We didn’t know the extent of the physical and psychic degradation wrought by decades of Saddam’s tyrannical rule, which made standing up a democratic government more difficult. We didn’t know the extent of stockpiled WMD, but we did know from defectors and inspectors, the means to produce more was largely intact, which made erring on the side of security. We did know the extrication of Saddam was not “Mission Accomplished.”
As the Obama administration is now seeing, protecting our nation’s strategic interests is not a textbook endeavor. I often wonder if they don’t regret their venomous politicizing of national security.

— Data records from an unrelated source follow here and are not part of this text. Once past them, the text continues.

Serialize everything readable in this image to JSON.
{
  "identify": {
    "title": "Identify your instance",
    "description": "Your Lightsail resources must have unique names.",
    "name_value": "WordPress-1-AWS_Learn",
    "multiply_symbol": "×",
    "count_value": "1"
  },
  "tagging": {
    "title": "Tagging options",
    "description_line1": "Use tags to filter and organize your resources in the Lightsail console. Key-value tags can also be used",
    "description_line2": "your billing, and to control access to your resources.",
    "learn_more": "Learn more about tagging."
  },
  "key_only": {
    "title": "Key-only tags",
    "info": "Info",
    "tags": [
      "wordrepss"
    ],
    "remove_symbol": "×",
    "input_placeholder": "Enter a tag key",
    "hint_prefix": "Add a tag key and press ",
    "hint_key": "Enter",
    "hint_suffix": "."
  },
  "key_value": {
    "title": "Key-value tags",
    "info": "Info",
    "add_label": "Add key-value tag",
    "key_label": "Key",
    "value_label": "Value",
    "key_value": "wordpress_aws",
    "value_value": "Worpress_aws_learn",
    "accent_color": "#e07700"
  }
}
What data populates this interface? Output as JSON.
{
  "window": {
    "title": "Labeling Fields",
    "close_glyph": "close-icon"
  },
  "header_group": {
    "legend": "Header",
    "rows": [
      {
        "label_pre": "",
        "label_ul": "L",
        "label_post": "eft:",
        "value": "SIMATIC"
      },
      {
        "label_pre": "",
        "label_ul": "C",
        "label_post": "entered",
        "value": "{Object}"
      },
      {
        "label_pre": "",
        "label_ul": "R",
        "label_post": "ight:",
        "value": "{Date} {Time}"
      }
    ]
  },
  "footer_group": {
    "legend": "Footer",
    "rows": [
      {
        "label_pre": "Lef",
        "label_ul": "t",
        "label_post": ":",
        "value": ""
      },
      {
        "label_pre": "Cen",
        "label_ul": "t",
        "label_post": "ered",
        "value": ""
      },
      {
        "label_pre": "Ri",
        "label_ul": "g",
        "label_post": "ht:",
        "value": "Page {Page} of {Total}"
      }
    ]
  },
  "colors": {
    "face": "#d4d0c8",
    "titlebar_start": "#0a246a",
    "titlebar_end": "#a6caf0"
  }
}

And this seems important to remember: The Iraq War made sense to the sensible until politics took over. It wasn’t until reelection politics entered into it that we began our epic battles. But when James goes political, all sense go
es out the door. It didn’t take much time or exposure to his uninformed, knee-jerk partisan blaspheming to make my teeth hurt and my head bang. Pretty quickly, he’d say one little stupid thing—actually, everything he said was stupid—about the war and I’d go crazy.
I was bone tired.
All our conversations became reduced to one topic, and not the one topic we should have dwelled on, since we had just finally patched up our acrimony from the last election and recount. Instead, we went at each other again. Everything he said made me nuts—and caught me in a perfect nexus of loyalty and policy, two things I care deeply about. His criticism concerned both my job as adviser to the president and vice president, as well as my own sense of devotion to Cheney, who was catching spears for the president while my husband was on TV every week as one of the misled, know-nothing spear throwers.
I will give it to him that he was careful not to directly attack Cheney. He knew that would be wrong. Or maybe he just knew it would be a divorceable offense.
Usually James is acutely aware of what he doesn’t know—and he doesn’t pretend to know things. But in this case, he was on the radio and TV, speaking with authority about things he knew nothing about. Meanwhile, I knew all this classified stuff that I couldn’t talk about, and knew what was really going on. He was all curveball and yellow cake, very opinionated but with no facts. He was pulling it out of his ass. And since I had to guess that he knew that he didn’t really know—and I did—it made me suspect that he was just trying to piss me off.